The professor had a reputation as someone who helped Chicanos find their inner selves, said New Mexico Rep. Patricia Roybal Caballero, a longtime community advocate who has known Haddox for more than 40 years. As a student, she helped him develop the Department of Chicano Studies.

“He taught that the beauty of humanity was its diversity of language and cultures and that each cultural identity brought strength of character, which is the combination of values and belief systems,” she wrote in an email.

Another former student, noted Chicano playwright Carlos Morton, Ph.D., praised Haddox for introducing him to philosophy and literature in the early 1970s. He earned his bachelor’s in English in 1975. Morton recalled the professor’s quiet demeanor, wry sense of humor, and Socratic teaching method that encouraged dialogue and critical thinking.

“(Haddox) was a seminal figure in my development,” Morton said. “It was a stimulating time and (Haddox) was at the center of it,” he said during a telephone call from his office at the University of California, Santa Barbara, where he is a professor of dramatic arts.

 

Tomorrow

Colleagues and friends will be able to honor the retiring professor and his work during a conference of the New Mexico and West Texas Philosophical Society tentatively scheduled for the spring 2014 semester at UTEP.

Haddox said he looks forward to the conference as well as his retirement.

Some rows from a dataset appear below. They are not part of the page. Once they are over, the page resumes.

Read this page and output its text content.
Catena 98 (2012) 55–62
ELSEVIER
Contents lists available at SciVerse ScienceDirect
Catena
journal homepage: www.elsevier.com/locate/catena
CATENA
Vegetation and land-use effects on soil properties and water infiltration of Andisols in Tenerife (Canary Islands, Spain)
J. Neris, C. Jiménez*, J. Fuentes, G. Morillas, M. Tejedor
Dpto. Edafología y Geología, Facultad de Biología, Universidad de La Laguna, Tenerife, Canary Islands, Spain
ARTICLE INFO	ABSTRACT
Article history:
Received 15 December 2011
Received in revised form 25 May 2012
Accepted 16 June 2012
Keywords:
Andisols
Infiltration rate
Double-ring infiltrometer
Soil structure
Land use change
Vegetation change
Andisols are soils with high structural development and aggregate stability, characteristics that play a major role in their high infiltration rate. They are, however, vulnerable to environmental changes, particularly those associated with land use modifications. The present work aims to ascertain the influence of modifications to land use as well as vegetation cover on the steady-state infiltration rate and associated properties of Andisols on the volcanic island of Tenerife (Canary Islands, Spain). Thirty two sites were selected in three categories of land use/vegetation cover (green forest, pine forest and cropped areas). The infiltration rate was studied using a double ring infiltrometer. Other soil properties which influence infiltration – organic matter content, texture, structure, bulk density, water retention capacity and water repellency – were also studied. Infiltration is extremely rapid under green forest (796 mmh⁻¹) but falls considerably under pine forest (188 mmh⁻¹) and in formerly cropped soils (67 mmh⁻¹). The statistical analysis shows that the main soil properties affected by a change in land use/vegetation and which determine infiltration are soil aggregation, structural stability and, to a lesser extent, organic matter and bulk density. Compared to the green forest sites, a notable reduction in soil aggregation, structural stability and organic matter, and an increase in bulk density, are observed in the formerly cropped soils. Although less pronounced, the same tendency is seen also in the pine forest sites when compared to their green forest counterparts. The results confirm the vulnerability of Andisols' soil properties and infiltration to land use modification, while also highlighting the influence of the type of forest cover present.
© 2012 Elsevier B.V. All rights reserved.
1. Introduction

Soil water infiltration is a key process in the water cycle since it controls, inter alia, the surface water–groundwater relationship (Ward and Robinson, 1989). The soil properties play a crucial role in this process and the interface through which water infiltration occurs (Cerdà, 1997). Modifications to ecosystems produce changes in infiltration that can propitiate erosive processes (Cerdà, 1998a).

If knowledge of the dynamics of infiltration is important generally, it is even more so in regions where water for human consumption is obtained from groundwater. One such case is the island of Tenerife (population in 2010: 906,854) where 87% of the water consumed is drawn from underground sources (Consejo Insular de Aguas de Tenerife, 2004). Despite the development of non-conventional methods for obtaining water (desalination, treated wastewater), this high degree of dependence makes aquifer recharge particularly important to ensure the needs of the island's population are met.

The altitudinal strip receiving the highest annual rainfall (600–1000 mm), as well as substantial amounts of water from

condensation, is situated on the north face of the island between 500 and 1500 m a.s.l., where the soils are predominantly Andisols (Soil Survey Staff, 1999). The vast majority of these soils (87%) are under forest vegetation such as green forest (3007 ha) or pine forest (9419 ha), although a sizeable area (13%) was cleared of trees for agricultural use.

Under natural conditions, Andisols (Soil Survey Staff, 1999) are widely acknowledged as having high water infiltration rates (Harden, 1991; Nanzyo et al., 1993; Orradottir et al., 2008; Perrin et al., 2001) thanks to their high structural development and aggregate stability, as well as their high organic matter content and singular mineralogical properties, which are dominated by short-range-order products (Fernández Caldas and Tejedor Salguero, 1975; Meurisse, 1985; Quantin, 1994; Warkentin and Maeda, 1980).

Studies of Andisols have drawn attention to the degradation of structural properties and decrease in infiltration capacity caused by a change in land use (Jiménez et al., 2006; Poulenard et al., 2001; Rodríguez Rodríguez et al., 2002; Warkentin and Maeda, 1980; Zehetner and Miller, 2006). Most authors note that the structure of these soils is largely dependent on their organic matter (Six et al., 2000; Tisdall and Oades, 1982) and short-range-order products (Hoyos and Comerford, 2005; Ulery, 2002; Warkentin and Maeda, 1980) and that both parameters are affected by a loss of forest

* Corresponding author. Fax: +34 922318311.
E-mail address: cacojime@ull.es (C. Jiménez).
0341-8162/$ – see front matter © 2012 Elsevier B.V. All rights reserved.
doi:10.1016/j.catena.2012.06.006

His plans include traveling around the country to visit family (he has 11 children and 10 grandchildren), working on an anthology of the 40 articles he has written about Native American and Latin American philosophy for academic journals, and teaching at least a course per semester for UTEP’s Osher Lifelong Learning Institute (OLLI), a program aimed at those 50 and older who want to keep learning.

“I like that there’s no grading, and (OLLI students) know when to laugh at my jokes,” he said with a smile.

As he reflected on his time at UTEP, he noted the impressive growth in size and ambition. He credited University President Diana Natalicio for maintaining her focus and turning her vision into reality. He acknowledged – almost begrudgingly – the benefits of technology in making things easier. The one constant by his standards was the quality of the philosophy majors.

“They’re all good kids who want to learn,” he said.

Longtime friend and collaborator Jules Simon, Ph.D., associate professor of philosophy at UTEP, said his department’s leaders decided that their next hire will need to specialize in Latin American and social philosophy.

“This is retirement for Dr. Haddox, but not his important work,” Simon said.